“libero, dritto e sano è il tuo arbitrio”
Il tema della “libertà” ci mostra una vasta gamma di vedute, di teorie che ci riesce difficile poter esaurire in due paginette o in un breve intervento pubblico, peraltro rivolto agli studenti, e, dunque, ad un uditorio particolare, ossia giovane e, di conseguenza, ancora sostanzialmente alla ricerca delle origini delle civiltà e dei contenuti che si sono radicati nel corso di millenni non solo nel nostro Occidente europeo, ma anche in regioni euroasiatiche apparentemente lontane da noi. Abbiamo conosciuto le argomentazioni esposte dai Meli relative al senso e al valore della libertà, profondamente difformi rispetto alle considerazioni enunciate dagli ambasciatori ateniesi, per i quali la libertà equivaleva all’espansione del loro impero coloniale a danno di quanti nell’ambito del bacino mediterraneo se ne dissociavano.
Facendo ora un volo pindarico e raggiungendo Dante in esilio, lontano da Firenze per ragioni politiche fin dai primissimi anni del XIV secolo e all’inizio della stagione della composizione della Divina Commedia, incontriamo un personaggio che per la libertà si è suicidato. Costui è Catone. Lo incontriamo a guardia del Purgatorio mentre blocca Dante e Virgilio nel loro cammino che li porterà nel Paradiso. Catone nella Catilinaria sallustiana perora la condanna a morte dei congiurati – democratici -, ossia appartenenti al partito dei “populares”, i cui leader erano, all’epoca, Catilina, ma soprattutto Cesare. La condanna ci fu (ma la morte di questi due personaggi accadrà in momenti diversi e per differenti modalità!) e questo episodio, doloroso ma inevitabile, sancirà una spaccatura definitiva fra l’ala rivoluzionaria cesariana e quella conservatrice dei cosiddetti “nobiles”, aristocratici di antica tradizione, cui si affiancavano anche influenti commercianti (la cosiddetta nuova borghesia). Successivamente, quando Cesare esce vincitore dalla guerra civile, appropriandosi del potere assoluto, Catone preferirà il suicidio alla sottomissione e al perdono del nuovo arbitro della politica a Roma.
E qui, a questo punto cioè, emergono nella Divina Commedia due elementi concettuali che sanciscono una clamorosa rottura dantesca nei confronti della dottrina cristiano/romana di quell’età.

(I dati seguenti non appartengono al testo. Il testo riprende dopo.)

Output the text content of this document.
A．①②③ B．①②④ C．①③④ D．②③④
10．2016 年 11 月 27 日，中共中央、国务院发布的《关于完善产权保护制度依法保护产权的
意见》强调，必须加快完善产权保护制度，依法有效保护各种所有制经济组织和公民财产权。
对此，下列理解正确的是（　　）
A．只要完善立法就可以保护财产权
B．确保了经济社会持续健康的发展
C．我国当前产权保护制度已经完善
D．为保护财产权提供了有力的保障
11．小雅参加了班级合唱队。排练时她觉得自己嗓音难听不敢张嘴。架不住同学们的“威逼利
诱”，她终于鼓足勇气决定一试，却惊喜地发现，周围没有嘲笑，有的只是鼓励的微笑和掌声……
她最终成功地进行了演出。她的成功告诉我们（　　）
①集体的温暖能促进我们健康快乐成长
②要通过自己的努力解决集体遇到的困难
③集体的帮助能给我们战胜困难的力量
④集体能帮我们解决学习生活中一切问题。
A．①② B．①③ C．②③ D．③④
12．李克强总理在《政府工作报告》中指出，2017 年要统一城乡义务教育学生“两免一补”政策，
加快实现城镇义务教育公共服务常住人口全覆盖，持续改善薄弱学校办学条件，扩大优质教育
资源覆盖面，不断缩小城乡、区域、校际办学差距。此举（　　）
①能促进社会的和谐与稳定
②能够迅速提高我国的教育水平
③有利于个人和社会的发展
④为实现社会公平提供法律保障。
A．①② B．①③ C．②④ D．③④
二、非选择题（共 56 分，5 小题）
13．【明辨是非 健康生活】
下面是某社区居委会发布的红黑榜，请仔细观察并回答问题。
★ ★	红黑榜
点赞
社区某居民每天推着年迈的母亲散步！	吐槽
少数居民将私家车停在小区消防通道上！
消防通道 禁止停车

Infatti, Catone, suicida e, quindi, per la dottrina cristiana del tempo di Dante, peccatore meritevole delle pene dell’ Inferno, è posto, al contrario, a guardia del Purgatorio. Nel Limbo, poi, disposto nel primo cerchio infernale (canto IV), in cui non si soffrono le pene della dannazione perenne, ma dove si attende il giudizio finale che vedrà le anime, lì momentaneamente collocate, conseguire la beatitudine del Paradiso e quindi la loro completa acquisizione della felicità eterna, nel Limbo, dicevamo, ci sono, tra gli altri, personaggi famosi nel campo della cultura e della politica, naturalmente non cristiani, come i poeti Omero, Orazio, Ovidio, Lucano; la stessa moglie di Catone ossia Marzia; e, poi, un’altra donna famosa nell’antichità come Lucrezia; filosofi, come Socrate, Platone, Aristotele, Averroè e Avicenna; e anche un re, Saladino, il sultano maomettano che ha combattuto contro i crociati lealmente al punto da guadagnarsi stima e ammirazione anche nel campo avversario, quello occidentale/cristiano. E anche Orfeo, il mitico cantore dell’infelice Euridice. E tutto questo ha il senso della libertà di giudizio – quella del cristiano che, pur rimanendo fedele alla dottrina della Chiesa, reclama altresì la libertà di analisi relativa alla storia, alla realtà fenomenica con la quale, lui, Dante, come uomo e cittadino di Firenze, intende fare i conti – della libertà di giudizio, dicevamo, per la quale Dante sacrificò senza compromissioni la sua vita.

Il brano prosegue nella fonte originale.